JD basically told both of them to get off my back and leave the hell alone. All I did was go talk to the guy-get over it.

It’s awesome having one of your g-friend's as your boss….

On the Odd Side…

Weirder things that have happened in the last several weeks at the airport.

- I saw this actress in my store. Kinda weird seeing her without the limp and no I’m not a fan of the show.

- Had a guy move the lamp and mannequin that are in the front window display and have a seat in the display chair just so he could check out the price of the sheepskin pillows. I nicely told him of get out of my window display and he got pissed, telling his wife that he “didn’t have to take any crap” from me. I figure if you can’t do it at Macy’s you can’t do it here…

- Had a lady come in and try on some clothes. When I asked how it all worked out she rude replied “I won’t be buying anything from you today”. To which I replied “So, I’m thinking that means they didn’t fit”? She proceeds to tell me that she doesn’t like my candor and I point her toward the exit of the store, replying “Excellent, then have a lovely day..”
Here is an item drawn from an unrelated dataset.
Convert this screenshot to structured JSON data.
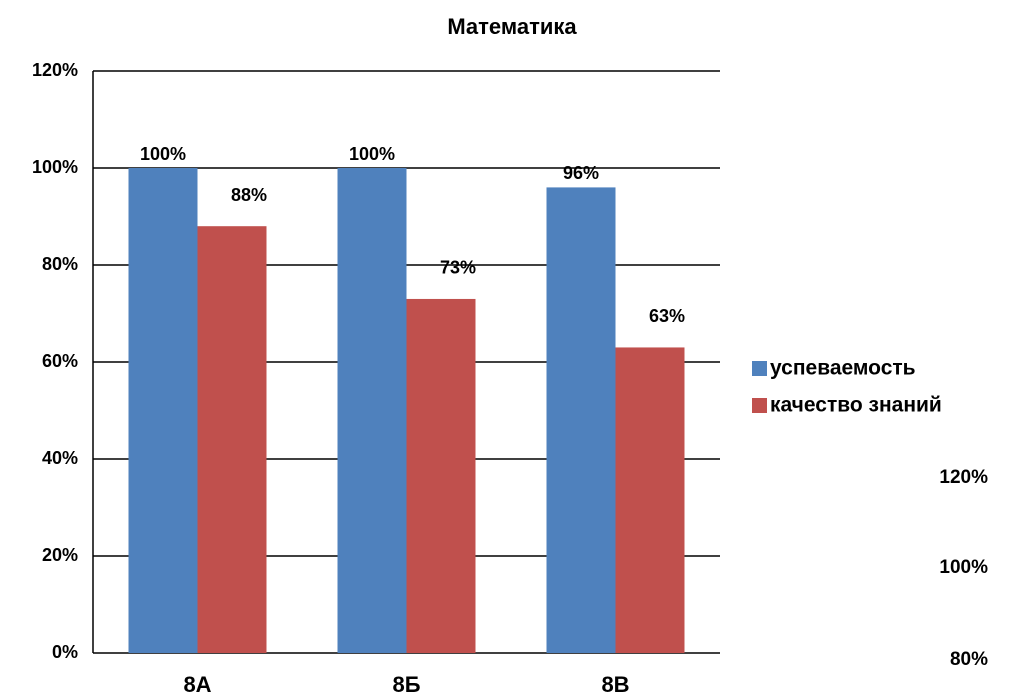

- A married man comes in and starts flirting with me; telling me how he doesn’t understand how I’m not married blah, blah, blah. In the next breath tells me that I have “veiny, old woman hands” and can tell how old I am by looking at them. He guessed I was 40. I get a bit testy and burst out that I’m not 40 but 38 and that I lift and am an athlete. He replies “I see that your hands are nice and soft, you apparently use a lot of lotion”. My reply, “Does your wife tell you that you shouldn’t go up to ladies and say such things? Just wondering..” Great, now I’m fucking paranoid that my hands look like Madonna’s!!!!